RE: [Xen-ia64-devel] PATCH: slightly improve stability



Argh!  After 103 successful linux compiles, two of the
next 10 had a segfault.  Restarting again with Anthony's
updated patch (plus Tristan's stability patch)... 

> -----Original Message-----
> From: Magenheimer, Dan (HP Labs Fort Collins) 
> Sent: Saturday, April 29, 2006 7:58 AM
> To: 'Xu, Anthony'; Tristan Gingold; 
> xen-ia64-devel@xxxxxxxxxxxxxxxxxxx; Williamson, Alex (Linux 
> Kernel Dev)
> Subject: RE: [Xen-ia64-devel] PATCH: slightly improve stability
> 
> Hi Anthony --
> 
> With both Tristan's stability patch and your earlier patch,
> I have completed 103 linux compiles now with no segfaults
> yet.   Did you see your segfault with Tristan's patch
> included?
> 
> I'll continue running over the weekend with the bits I
> have but if I see a segfault I will add in the additional
> store in Xen entry (minstate.h) from your newer patch.
> 
> Dan
> 
> > -----Original Message-----
> > From: Xu, Anthony [mailto:anthony.xu@xxxxxxxxx] 

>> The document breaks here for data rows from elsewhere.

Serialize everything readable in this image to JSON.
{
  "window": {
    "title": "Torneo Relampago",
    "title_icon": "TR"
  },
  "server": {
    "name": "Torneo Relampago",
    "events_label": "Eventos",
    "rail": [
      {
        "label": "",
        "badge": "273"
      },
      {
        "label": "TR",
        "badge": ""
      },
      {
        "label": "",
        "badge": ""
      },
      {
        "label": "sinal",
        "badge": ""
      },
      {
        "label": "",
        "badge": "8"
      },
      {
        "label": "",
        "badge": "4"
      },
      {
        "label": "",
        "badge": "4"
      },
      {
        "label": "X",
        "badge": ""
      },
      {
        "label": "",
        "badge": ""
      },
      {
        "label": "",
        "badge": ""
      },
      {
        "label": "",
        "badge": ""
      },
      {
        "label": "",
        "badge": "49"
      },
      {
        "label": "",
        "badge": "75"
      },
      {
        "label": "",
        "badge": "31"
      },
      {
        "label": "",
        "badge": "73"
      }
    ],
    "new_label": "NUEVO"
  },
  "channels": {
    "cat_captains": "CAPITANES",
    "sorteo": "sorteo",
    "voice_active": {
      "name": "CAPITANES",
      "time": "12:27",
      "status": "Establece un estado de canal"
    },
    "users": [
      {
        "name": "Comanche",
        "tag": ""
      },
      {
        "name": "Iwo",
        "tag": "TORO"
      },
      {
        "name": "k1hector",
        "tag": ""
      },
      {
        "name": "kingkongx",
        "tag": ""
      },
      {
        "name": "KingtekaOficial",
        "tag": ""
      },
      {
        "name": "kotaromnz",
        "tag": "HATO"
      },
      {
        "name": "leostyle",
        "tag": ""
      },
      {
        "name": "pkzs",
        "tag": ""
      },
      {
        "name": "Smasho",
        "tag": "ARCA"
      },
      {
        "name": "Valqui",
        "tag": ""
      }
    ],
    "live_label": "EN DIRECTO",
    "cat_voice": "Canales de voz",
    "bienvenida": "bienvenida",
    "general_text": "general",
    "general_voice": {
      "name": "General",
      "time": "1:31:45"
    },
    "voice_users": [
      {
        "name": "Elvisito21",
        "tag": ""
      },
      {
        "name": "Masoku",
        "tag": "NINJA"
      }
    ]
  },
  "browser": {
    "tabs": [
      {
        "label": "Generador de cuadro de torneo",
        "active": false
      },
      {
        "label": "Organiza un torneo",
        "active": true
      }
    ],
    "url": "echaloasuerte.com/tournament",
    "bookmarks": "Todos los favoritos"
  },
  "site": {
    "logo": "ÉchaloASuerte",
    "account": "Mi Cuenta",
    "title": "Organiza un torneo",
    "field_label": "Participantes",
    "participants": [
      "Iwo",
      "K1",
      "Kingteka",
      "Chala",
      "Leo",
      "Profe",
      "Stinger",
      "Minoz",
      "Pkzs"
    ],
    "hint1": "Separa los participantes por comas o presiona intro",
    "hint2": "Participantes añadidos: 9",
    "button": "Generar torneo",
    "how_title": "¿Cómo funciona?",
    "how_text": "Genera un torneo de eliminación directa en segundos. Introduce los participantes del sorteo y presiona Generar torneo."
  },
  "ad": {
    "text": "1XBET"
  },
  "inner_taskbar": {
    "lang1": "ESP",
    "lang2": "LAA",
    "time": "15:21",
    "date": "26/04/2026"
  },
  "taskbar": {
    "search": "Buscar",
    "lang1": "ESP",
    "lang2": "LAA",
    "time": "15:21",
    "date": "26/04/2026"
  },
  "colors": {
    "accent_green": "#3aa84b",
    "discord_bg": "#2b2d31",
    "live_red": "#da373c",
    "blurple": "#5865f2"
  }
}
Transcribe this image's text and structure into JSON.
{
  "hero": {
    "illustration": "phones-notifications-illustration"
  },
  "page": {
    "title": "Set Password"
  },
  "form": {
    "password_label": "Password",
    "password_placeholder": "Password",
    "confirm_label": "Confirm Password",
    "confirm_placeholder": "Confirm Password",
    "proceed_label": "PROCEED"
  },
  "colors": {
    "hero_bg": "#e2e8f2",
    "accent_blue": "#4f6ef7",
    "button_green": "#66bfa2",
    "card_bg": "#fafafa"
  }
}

> > Sent: Saturday, April 29, 2006 12:03 AM
> > To: Magenheimer, Dan (HP Labs Fort Collins); Tristan Gingold; 
> > xen-ia64-devel@xxxxxxxxxxxxxxxxxxx; Williamson, Alex (Linux 
> > Kernel Dev)
> > Subject: RE: [Xen-ia64-devel] PATCH: slightly improve stability
> > 
> > Hi Dan,
> > 
> > Yes, we also got a segmentation fault in 1 run out of 30.
> > 
> > Could you please try this new patch?
> > 
> > Thanks,
> > -Anthony 
> > 
> > >-----Original Message-----
> > >From: Magenheimer, Dan (HP Labs Fort Collins) 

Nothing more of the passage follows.